The fourth post is the October 9 version here. This fortnight’s reading is 5.3-6.4. At the end of it, you will begin to have some experience with schemes. If you are comfortable with it, you may wish to read ahead, so I’ve included 6.5 (on associated points — as suggested in the first paragraph of 6.5, just consider the case where A is reduced), and 7.1 (an introduction to morphisms).

As I feared, I am falling behind in responding to comments. I’ve chosen to post notes and move forward rather than wait to respond to earlier comments, but I promise to respond to comments before too long. (The fall of 2010 will be the worst time time of the academic year for me. Last week was one of the worst weeks of the fall. When the season of recommendation-writing ends, I expect to be better.)

For learners.

I’m not happy with my description of projective schemes (5.5); it seems much harder than it needs to be. If you have any suggestions (or even references where the development seems easier or more natural — in the same generality of course, where the ring is not necessarily generated in degree 1), please let me know! The key idea is that one wants to understand this in terms of covers of affines. I hope this is clear.

If I had to pick the eleven most important exercises, they would be 5.3.A, 5.3.B, 5.3.F, 5.4.A, 5.4.B, 5.4.H, 5.5.B, 6.1.E, 6.2.E, 6.4.F, and 6.4.H. But these are necessarily notably harder than many of the other problems. The best exercises to get your hands dirty with explicit examples are 5.4.B, 5.4.E, 5.4.F, 6.2.A, and 6.4. H.

I’d also like you to ask you for some advice about four exercises.

Exercise 5.5.B is important and tricky. Is it too hard? Is the hint sufficient?

Exercise 5.4.A is essential. Are the hints sufficient for you to figure it out (after a lot of thought)? This is often done explicitly (I think for example in Eisenbud and Harris), but I find that it is something that you have to do yourself to understand. If this exercise is far too hard, I should merge it into the text. If it is only a little too hard, I shouldn’t.

Is Exercise 6.4.K do-able (notably the non-UFD-ness)? I haven’t thought this part through.

For experts.

See my plea about the discussion of projective schemes above.

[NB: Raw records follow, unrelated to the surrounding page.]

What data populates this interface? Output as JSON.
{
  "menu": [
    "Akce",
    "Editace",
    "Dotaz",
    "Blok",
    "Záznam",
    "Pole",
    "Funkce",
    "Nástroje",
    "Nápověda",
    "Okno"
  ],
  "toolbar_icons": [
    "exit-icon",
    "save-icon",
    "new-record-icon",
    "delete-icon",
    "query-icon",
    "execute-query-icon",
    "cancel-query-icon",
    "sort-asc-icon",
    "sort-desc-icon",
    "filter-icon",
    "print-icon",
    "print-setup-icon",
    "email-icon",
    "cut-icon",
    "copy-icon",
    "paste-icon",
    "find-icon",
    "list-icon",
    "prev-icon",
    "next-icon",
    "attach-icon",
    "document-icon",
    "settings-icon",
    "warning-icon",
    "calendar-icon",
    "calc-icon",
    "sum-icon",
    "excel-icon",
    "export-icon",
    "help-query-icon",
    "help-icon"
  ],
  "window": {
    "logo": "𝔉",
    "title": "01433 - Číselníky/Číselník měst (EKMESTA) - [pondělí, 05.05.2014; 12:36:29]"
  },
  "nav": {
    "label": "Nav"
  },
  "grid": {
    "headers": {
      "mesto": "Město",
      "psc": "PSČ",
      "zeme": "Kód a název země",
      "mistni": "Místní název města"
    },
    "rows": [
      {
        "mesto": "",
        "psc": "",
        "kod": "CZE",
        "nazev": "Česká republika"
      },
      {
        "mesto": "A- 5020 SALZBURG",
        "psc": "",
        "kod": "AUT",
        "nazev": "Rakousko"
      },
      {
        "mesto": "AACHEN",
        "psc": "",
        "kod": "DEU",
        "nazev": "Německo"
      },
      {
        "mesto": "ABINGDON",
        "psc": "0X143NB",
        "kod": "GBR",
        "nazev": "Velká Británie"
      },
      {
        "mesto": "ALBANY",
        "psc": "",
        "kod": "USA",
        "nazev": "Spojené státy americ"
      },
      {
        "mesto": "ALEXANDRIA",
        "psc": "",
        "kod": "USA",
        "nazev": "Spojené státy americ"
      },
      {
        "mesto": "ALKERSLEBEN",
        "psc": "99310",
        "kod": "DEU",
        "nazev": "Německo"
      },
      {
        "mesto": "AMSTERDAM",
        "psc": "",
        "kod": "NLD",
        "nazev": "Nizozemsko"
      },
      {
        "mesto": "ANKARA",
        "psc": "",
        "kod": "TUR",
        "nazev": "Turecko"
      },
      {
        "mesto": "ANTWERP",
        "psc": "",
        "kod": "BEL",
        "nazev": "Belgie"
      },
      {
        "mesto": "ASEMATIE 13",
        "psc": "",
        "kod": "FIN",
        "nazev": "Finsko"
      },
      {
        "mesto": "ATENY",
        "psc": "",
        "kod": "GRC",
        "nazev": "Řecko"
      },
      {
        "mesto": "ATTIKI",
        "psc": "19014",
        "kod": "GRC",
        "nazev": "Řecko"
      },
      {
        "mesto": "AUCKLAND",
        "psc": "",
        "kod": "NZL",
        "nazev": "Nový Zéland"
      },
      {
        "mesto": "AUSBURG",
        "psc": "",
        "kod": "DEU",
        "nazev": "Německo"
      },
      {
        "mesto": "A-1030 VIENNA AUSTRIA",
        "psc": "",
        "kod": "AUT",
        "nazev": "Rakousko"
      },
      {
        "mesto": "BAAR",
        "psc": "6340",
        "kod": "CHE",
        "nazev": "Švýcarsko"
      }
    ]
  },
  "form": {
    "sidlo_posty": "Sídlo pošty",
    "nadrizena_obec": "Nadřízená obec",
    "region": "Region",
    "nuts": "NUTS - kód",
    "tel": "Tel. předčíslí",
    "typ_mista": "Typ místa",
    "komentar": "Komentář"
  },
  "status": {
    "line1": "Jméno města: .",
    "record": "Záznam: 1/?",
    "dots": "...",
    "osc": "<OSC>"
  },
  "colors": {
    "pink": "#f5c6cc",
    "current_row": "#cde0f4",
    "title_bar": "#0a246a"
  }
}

I call a ring graded by the nonnegative integers, with S_0 = A and the irrelevant ideal finitely generated over A, a finitely generated graded ring over A. That is slightly unwieldy, but I can’t think of anything better.

The important and tricky exercise 5.5.B is to identify a bijection between the primes of ((S_.)_f)_0 and the homogeneous prime ideals of (S_.)_f. This seems quite tricky if S_. is not generated in degree 1. (Hartshorne says that “the properties of localization” show that this is a bijection, but I don’t understand this.) If there is a better way to proceed than my hint, I’d be interested in hearing it.

Very unimportant point: Exercise 6.2.I says that a locally Noetherian scheme is integral if and only if it is connected, and all stalks (of the structure sheaf) are integral domains. Is there a counterexample if the Noetherian hypothesis is removed? (Update July 25 2011: Here is a link to an answer.) Also, I was very surprised to hear that “locally Noetherian” is not a stalk-local condition — Joe Rabinoff gave me a short neat example of a scheme that is not locally Noetherian, yet has Noetherian stalks.

I’d like to give a name (other than “Nike’s Lemma”) to the proposition that the intersection of 2 affine opens can be covered by opens that are simultaneously distinguished in both of the big affine opens (Prop. 6.3.1).

Unimportant question (cf. Ex. 6.4.G): is there a reference that if R is integrally closed, so is R[x]?

What’s the easiest example to show that factoriality is not affine-local? (Of course, I don’t just want an example stated. That’s not hard, and one is given in 6.4.K. I want an example that is easy to prove with bare hands.)

For everyone.

I’ve gradually come around to the idea that when learning about some category for the first time, the notion of isomorphism is pedagogically prior to the notion of morphism. I won’t argue about whether it is logically prior; that’s not my point. When learning groups, students first propose the notion of isomorphism (as they figure out what they mean by the intuition of two groups being the same) before the notion of how you map from one group to another. With schemes too isomorphisms come first.

In mathematics notation, we have a symbol for “is isomorphic to” (\cong). But this is the wrong notion in general: we need a symbol for “a map that is an isomorphism”. We already have a reasonable answer: a right arrow with a \sim on top. But might it be nicer to make it look slightly different, and have a symbol that looks like a \cong, where the bottom is a rightarrow? I like this idea because although it is (slightly) new notation, it is patently clear what it means, and also useful.

When dealing with projective space P^n, with “projective coordinates” x_0, …, x_n, we often use the n+1 “standard” affine patches U_0, …, U_n, and it is convenient giving names to the coordinates on the affine patches that helps avoid confusion. I’ve used “x_{i/j}” on patch U_j (with convention/definition x_{j/j}=1).